Il va pleuvoir de l’argent, même beaucoup d’argent, ces prochains mois sur l’Afghanistan. Du jamais vu pour ce pays longtemps oublié et ravagé par 20 ans de guerre.
Les 60 pays rassemblés à Tokyo viennent, en effet, de délier leurs bourses pour la reconstruction. La Suisse aussi.
Mais générosité ne rime pas avec naïveté. Les pays donateurs ont soumis l’octroi de cette aide à deux conditions essentielles: la démocratisation et l’élimination du terrorisme.
Concrètement, le gouvernement afghan de transition peut compter sur 3 milliards de francs cette année. Et sur plus de 7,5 milliards de francs dans les cinq ans à venir.
Seul à défendre les républiques d’Asie centrale
Parmi les pays donateurs, la Suisse versera à l’Afghanistan 22 millions de francs cette année et 15 millions l’an prochain. Pour autant, elle n’oublie pas ses autres engagements dans la région.
Et elle l’a fait savoir lors de la séance plénière de la conférence des pays donateurs à Tokyo. D’ailleurs, l’ambassadeur Walter Fust a été le seul à défendre la nécessité d’aider les républiques d’Asie centrale.
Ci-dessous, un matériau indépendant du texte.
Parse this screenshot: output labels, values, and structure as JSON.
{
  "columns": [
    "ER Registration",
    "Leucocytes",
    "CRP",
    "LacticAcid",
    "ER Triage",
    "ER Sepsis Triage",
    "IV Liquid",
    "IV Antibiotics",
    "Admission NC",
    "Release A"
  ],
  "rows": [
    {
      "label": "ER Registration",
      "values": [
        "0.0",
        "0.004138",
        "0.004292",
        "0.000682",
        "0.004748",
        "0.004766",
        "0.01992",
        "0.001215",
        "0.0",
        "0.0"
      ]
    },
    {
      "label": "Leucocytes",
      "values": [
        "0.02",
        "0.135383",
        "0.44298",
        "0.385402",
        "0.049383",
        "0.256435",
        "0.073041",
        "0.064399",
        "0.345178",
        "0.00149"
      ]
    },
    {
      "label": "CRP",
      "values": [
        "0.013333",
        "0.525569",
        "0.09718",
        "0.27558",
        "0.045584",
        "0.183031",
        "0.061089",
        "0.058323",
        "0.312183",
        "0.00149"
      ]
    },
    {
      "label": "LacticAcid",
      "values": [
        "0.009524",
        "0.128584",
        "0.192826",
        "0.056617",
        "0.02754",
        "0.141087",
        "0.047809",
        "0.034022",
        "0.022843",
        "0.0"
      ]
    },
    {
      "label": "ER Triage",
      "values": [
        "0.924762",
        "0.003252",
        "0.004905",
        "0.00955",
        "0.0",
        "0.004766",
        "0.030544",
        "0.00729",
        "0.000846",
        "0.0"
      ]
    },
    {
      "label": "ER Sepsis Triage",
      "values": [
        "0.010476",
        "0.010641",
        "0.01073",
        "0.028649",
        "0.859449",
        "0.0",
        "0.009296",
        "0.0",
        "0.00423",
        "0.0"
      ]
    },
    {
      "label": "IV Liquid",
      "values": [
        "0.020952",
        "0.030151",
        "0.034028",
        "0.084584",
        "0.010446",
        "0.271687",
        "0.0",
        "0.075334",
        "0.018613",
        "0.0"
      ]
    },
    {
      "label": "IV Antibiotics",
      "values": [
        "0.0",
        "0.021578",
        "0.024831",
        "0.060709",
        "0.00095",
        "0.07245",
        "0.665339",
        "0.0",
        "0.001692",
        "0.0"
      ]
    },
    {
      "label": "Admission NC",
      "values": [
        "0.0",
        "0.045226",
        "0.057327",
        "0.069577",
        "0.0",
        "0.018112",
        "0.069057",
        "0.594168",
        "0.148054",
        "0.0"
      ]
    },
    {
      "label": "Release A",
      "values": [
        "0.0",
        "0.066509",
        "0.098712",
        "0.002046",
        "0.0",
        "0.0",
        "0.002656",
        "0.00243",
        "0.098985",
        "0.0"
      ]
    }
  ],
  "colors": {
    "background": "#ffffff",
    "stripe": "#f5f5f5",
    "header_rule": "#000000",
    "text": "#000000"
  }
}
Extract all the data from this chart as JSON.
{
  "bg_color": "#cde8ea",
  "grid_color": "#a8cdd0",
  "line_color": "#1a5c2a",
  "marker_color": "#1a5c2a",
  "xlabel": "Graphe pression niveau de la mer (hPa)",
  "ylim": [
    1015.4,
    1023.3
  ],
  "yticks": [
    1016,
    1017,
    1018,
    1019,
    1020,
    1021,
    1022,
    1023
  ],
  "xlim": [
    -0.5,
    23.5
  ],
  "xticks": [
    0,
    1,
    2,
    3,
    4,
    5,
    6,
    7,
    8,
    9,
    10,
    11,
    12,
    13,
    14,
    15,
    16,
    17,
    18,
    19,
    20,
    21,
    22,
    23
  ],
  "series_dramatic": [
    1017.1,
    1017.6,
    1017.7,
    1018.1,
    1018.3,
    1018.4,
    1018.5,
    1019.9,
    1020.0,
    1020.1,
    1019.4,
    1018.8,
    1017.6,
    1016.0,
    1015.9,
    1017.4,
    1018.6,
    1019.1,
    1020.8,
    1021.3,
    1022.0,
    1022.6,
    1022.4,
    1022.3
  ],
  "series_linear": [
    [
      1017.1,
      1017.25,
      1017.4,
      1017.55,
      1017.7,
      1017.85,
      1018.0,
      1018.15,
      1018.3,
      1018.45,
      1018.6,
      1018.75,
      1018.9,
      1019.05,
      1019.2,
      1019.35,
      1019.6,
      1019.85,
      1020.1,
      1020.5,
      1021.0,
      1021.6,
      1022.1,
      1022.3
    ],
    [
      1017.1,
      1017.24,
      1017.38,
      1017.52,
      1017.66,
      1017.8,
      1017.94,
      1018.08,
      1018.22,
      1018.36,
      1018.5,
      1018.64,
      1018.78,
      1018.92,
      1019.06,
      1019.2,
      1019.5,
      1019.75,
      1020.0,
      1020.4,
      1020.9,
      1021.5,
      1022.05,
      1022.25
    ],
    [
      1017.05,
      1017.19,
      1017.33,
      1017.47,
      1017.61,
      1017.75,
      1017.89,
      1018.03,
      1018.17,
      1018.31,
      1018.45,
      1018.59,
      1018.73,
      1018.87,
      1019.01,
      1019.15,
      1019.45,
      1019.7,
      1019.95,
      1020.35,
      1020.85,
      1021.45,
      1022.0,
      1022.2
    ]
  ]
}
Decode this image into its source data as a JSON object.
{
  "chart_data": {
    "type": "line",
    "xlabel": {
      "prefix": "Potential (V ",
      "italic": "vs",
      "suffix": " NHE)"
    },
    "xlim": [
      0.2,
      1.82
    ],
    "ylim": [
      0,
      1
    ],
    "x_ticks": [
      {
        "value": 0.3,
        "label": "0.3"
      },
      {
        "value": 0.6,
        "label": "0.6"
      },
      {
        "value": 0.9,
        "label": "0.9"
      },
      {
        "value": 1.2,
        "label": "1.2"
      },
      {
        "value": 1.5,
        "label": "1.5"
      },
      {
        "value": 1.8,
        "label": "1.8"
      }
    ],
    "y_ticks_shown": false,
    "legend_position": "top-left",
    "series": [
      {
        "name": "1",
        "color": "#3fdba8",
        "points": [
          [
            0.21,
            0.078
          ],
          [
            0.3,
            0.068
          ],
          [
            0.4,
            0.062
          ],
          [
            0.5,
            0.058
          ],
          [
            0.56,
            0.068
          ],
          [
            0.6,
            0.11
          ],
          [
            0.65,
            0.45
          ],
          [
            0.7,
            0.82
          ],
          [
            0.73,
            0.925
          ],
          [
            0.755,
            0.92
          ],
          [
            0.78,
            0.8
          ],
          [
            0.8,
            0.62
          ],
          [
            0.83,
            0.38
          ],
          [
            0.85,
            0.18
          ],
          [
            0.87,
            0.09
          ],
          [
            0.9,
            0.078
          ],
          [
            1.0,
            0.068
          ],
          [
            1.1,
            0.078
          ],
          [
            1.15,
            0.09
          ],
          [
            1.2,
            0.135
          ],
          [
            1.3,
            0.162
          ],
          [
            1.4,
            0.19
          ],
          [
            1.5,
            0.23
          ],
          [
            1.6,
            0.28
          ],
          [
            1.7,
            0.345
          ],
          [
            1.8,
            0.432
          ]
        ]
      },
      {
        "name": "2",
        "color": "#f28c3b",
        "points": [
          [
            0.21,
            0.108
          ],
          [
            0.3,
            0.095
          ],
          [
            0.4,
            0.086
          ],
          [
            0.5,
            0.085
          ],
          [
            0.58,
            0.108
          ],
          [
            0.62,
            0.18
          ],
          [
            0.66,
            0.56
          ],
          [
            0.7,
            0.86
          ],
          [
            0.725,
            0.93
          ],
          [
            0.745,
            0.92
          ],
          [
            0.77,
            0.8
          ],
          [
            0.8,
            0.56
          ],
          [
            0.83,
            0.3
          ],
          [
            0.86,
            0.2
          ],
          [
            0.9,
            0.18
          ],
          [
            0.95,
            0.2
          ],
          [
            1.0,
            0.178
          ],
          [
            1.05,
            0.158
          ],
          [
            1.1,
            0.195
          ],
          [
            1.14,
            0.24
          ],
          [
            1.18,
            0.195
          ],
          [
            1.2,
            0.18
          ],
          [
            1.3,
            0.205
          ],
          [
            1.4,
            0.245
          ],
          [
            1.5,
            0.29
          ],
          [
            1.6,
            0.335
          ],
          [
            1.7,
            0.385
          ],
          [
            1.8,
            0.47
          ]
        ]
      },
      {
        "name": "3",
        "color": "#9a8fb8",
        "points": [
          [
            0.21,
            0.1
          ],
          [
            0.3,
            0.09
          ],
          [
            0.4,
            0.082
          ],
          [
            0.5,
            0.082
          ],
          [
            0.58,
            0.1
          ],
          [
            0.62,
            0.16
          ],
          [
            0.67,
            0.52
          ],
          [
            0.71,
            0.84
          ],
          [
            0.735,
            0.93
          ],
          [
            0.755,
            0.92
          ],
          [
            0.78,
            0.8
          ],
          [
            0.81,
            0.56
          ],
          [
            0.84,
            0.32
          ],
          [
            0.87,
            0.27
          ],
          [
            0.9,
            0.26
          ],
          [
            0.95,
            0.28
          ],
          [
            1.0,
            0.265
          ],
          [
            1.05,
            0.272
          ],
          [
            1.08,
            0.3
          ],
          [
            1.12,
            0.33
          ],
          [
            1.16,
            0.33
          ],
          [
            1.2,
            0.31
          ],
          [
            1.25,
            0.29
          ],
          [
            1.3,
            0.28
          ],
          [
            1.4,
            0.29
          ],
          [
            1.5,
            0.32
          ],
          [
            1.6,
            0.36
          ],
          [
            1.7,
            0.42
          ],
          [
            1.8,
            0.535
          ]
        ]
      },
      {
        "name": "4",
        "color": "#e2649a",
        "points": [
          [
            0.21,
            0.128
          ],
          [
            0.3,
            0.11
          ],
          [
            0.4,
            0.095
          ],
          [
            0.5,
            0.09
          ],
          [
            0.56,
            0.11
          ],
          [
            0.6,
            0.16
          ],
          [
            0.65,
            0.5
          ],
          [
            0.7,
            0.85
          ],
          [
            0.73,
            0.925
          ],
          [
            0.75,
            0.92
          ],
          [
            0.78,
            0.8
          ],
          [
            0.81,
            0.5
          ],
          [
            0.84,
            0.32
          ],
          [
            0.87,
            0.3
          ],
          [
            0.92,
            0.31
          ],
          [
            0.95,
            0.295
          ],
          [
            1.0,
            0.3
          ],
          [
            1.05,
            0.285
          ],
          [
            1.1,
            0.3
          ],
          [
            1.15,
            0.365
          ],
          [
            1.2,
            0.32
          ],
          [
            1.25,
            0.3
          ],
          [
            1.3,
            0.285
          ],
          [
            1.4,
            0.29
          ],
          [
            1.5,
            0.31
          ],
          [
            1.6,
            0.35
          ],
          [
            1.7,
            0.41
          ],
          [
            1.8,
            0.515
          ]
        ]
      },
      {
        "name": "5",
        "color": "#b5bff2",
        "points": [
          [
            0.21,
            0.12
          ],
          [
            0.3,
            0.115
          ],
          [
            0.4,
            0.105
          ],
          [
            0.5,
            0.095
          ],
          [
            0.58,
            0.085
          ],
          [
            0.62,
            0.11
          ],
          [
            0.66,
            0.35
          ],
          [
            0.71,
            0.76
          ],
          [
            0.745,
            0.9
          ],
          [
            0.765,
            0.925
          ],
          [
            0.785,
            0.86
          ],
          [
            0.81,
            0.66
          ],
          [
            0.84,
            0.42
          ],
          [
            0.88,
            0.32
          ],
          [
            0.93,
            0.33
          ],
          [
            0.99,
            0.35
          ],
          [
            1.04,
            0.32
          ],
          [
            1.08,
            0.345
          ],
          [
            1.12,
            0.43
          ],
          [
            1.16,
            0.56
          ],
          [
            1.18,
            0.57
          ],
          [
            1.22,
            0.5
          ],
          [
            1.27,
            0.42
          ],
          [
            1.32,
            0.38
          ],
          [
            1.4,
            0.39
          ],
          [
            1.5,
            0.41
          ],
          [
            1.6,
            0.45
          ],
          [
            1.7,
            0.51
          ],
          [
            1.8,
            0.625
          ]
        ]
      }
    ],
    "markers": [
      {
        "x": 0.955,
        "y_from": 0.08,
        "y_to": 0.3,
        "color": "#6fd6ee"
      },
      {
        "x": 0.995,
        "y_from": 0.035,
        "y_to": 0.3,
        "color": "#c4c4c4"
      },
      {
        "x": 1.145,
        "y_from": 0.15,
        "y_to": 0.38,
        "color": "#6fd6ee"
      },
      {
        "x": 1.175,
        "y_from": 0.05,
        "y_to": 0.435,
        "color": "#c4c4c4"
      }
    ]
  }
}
«Dans cette région, la Suisse est un partenaire connu et apprécié, affirme le patron de l’aide suisse au développement. Le moment est, plus que jamais, favorable pour maintenir notre croissance et doper nos programmes d’aide humanitaire.»
La Suisse continuera donc de financer des projets importants dans les anciennes républiques soviétiques d’Asie centrale. Dont elle est l’un des principaux bailleurs de fonds occidentaux.
L’aide financière helvétique s’est élevée, depuis 1997, à 72 millions de francs pour le Pakistan, à 28 millions pour le Tadjikistan, à 3,4 millions pour l’Ouzbékistan et à 45 millions pour le Kirghizstan.
Il faut dire que les préoccupations helvétiques sont largement liées à l’action du Comité International de la Croix-Rouge dans la région. Le CICR est en effet très présent dans les camps de réfugiés situés aux confins de l’Afghanistan. Et ses délégués savent que seul un retour à la stabilité régionale permettra une reconstruction durable.